Young people are more entrepreneurial than ever – but challenges remain
Young people are more entrepreneurial than ever, starting twice as many businesses as the baby boomer generation according to recent data. But challenges remain for aspiring young entrepreneurs, among these the unequal distribution of family business experience and the barriers to starting a business after studying abroad.
A new generation of entrepreneurs dubbed rather awkwardly the ‘Millennipreneurs’ steal the show in BNP Paribas’ latest edition of the Global Entrepreneur Report, a global survey that maps trends in entrepreneurial activity and attitudes. Almost 3000 multimillionaire entrepreneurs were polled, in 18 countries.
According to the bank, this new vanguard of entrepreneurs aged 35 and under take a different approach to business from older generations, especially in terms of their ambitions and leadership style:
“They create more companies, with larger headcounts and higher target profits. They certainly tend to be interested in the new economy, but are also equally active in many traditional sectors including Retail and Professional services such as law and accounting’
The numbers bring home the point. While ‘baby boomers’ aged 50 and above have on average started 3.5 companies, this figure more than doubles to 7.7 companies for the millennial group. A highly impressive statistic to say the least, and one that suggests that today’s twenty and thirty somethings are achieving truly unprecedented levels of entrepreneurial activity.
On the other hand, the Paribas research also revealed that 78% of polled millennial entrepreneurs came from families with a history of running their own business.
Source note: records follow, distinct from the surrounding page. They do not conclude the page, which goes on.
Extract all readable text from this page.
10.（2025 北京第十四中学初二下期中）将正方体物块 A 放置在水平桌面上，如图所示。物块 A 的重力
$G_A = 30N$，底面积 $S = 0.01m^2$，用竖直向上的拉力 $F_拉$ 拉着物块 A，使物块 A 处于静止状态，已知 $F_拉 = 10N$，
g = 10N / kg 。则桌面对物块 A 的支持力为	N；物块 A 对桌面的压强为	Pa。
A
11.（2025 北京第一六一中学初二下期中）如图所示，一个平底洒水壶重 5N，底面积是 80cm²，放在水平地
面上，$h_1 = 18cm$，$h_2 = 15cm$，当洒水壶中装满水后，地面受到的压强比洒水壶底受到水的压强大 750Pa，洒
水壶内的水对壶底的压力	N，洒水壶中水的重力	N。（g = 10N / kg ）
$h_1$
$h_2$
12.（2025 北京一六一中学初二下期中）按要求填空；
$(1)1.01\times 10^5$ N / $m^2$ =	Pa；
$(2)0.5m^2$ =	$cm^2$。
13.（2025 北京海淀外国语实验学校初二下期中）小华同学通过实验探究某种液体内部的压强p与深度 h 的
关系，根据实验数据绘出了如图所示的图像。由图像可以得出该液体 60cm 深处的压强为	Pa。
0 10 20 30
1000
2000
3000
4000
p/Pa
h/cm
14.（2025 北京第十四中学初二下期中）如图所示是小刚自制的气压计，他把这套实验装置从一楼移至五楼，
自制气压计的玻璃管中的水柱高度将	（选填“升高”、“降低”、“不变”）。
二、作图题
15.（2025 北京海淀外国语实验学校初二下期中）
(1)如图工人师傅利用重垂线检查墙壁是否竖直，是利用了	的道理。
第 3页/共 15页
A successful business in the family gives a young person access to expertise, networks and capital that he or she would otherwise lack. While this is not wrong in itself, it does imply a less than level playing field, a challenge to those who believe in meritocracy.
The fact that such a high proportion of successful young entrepreneurs come from families with business experience highlights the work that needs to be done by organisations such as the Centre for Entrepreneurs and others in making entrepreneurship a career path truly open to all. This work might include improving the quality and accessibility of entrepreneurship education in schools and universities, connecting successful entrepreneurs with young people as mentors, and increasing both the availability and awareness of funding schemes for startups. Above all, we must ensure that the obvious entrepreneurial potential of today’s millennials is realised, regardless of background.
Another notable piece of research published recently by think-tank IPPR, Trajectory and Transience, argues that the UK needs to do a better job at integrating its immigrants, freeing them to contribute to economic growth. With specific regard to young people, universities should be doing more to help international students secure post-graduate work visas, and linking them up with areas of the economy where their skills are most needed. Qualified international students that secure visas and:
‘choose to put down roots are more likely to contribute both to the local economy – as investors, entrepreneurs or by filling skills gaps in the local labour market’
Indeed, a 2014 Centre for Entrepreneurs report – Migrant entrepreneurs: building our businesses, creating our jobs – revealed that migrants are in fact twice as active entrepreneurially as UK natives, and have started 1 in 7 UK businesses.
Making it easier for international students to stay on after their degrees – who by definition possess three traits associated with higher rates of entrepreneurship: youth, higher education and foreign citizenship – will mean that the UK attracts more of the ambitious ‘Millennipreneurs’ identified by BNP Paribas, and gets them contributing to an economy ranked as one of the most entrepreneurial and business-friendly in the world.
The IPPR report fails to mention the existence of a graduate entrepreneur visa in the UK, an avenue for aspiring student entrepreneurs that has had limited take-up so far. We at the Centre for Entrepreneurs have argued that this particular visa needs to be better publicised, as evidence suggests that a high proportion of international students want to start up businesses post-graduation. The expanded role of universities recommended by IPPR should therefore also include raising awareness of the graduate entrepreneur visa.
Young people are more entrepreneurial than ever, and certainly more entrepreneurial than their older ‘baby boomer’ parents. We as a society should be doing all we can to ensure that this latent potential is fully realised, and that external factors – be it family connections and wealth, or an inadequate immigration regime – do not hinder the ‘Millennipreneurs’.